Growing up, we were eight kids, Mom and Dad, and the occasional stray cat, in a tiny 3 bedroom house. With one bathroom. And no shower. There was Mom and Dad’s room, the boys’ room, the girls’ room, and a long line for the bathroom. Quarters were tight, but fun was plentiful.
Still, Mom and Dad thought their kids should have some kind of personal space. So Dad made us each a “Treasure Box”: a wooden box made like a miniature pirate’s treasure chest, the kind you see in movies buried on desert islands where “X” marks the spot. They weren’t big, maybe twice the size of a shoe box, but they were nice and we each had our very own. No one was allowed to open someone else’s Treasure Box, and each of us even got a lock to secure our Treasure Box. The locks were only little tin trinkets from the dime store, each with a tiny, wafer-thin key. Nothing that would hold-up against a pen-knife and two minutes of prying, but it was the principle that counted. Within the Treasure Box was our personal space, where we could store our most cherished possessions. Like my souvenir pennies stamped “Pocono Mountains” by a penny-press at a family reunion, and the polished rocks from North Dakota that were my Dad’s when he was a kid.
Well, it was 30 years ago that Dad made the Treasure Boxes, but just recently one came to light. Mom was cleaning-out an old closet and found one. It was locked. Talking to my sister Ruthie on the phone she mentioned the Treasure Box.
“In the closet in the back room upstairs?” Ruthie asked.
“Yeah,” Mom said.
“It’s mine,” Ruthie said.
“Are you sure?” Mom asked. “I was going to open it to find out whose it was, but it’s locked.”
“I’m sure,” Ruthie said. “I’ve got the key, so don’t break the lock.”
“You’ve got the key?” Mom asked.
“Yeah, it’s right here on my key ring.”
Only Ruthie. Understand, Ruthie moved out of my parents’ house decades ago. She’s now a mother herself, and a scientist with a Ph.D. in some branch of physics she’s explained to me, but I still don’t understand. She works in a fancy lab with ID badges and security codes, making some kind of space-age materials the name of which I can’t pronounce, whose uses have also been explained to me but which I still don’t understand. After all these years, Ruthie is still carrying the little tin key to her Treasure Box amid a jumble of industrial lab keys and secure-entry swipe fobs.

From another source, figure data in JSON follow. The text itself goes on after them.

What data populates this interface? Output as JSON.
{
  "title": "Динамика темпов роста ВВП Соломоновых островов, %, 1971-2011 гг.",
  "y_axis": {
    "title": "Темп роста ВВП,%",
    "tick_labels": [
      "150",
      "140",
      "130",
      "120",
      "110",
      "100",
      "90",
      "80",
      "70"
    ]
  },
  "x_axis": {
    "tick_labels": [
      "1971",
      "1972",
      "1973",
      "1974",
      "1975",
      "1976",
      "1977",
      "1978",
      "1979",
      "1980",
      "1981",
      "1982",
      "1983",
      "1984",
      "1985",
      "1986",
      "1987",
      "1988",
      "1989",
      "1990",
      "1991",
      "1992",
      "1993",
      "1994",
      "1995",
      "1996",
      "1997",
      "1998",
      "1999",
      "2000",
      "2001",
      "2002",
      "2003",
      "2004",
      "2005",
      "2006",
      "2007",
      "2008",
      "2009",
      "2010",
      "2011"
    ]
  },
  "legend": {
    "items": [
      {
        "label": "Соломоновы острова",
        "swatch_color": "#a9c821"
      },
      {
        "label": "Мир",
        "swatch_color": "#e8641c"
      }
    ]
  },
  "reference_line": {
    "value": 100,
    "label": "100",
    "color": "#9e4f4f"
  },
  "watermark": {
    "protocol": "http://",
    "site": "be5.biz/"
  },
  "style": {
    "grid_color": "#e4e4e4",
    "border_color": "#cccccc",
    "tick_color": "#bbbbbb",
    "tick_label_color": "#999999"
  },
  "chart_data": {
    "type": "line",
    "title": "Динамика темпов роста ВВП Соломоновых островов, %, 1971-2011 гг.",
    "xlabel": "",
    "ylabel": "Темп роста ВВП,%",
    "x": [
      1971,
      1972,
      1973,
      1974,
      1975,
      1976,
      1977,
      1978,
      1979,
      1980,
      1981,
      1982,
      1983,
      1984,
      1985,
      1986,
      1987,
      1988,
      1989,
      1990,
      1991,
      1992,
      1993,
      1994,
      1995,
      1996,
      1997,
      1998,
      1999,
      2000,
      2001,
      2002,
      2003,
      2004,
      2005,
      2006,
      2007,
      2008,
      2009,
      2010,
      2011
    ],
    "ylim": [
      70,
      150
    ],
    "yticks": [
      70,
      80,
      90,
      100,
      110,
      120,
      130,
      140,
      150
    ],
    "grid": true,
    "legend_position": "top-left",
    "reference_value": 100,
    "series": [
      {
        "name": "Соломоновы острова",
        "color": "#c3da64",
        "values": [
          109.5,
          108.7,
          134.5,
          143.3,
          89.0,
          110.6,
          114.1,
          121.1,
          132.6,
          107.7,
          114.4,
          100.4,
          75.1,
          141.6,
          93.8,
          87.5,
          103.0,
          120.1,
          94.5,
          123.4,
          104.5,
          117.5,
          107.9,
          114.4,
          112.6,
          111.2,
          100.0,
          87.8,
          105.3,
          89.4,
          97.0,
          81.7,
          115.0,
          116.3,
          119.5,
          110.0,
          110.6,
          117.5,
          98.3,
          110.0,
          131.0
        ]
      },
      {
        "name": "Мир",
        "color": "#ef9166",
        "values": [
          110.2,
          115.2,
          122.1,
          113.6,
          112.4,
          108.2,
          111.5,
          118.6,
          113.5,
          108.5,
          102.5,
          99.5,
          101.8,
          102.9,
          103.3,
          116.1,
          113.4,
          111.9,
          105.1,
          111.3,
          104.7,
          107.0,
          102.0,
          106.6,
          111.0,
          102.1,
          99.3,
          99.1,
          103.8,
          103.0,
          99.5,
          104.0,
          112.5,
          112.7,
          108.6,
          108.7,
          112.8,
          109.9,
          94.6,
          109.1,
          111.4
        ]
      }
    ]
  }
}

When Ruthie went home, she produced the key and opened the Treasure Box. Within were her childhood treasures, including a “My First Science Kit” that had seen some hard use but was carefully stowed and still well preserved.
It reminded me of Jesus’ description of the Kingdom of Heaven: it’s like a mustard seed. It’s the smallest of seeds, but, Jesus said: “‘once it is sown, it springs up and becomes the largest of plants and puts forth large branches, so that the birds of the sky can dwell in its shade’” (Mk, 4: 32).
As fathers, one of our tasks is to plant seeds for our children. Seeds of imagination and possibility that can take root and, with love and encouragement, flourish. Small beginnings, like a “My First Science Kit”, in time can grow into something we can’t imagine now. Most of us won’t get the chance to see into our kids’ childhood Treasure Chest years later and learn what those seeds of possibility meant to them. But those seeds are the real treasures of childhood. They are the memories our kids carry with them, like little tin keys, into adulthood. They are the beginnings of their future. And there’s one seed that’s more important than any other: “‘the words of eternal life’”, which Jesus alone has (Jn 6: 68). If we can help that seed take root, nourish and cultivate it, when our kids leave home hopefully they’ll have the Keys of the Kingdom to take with them.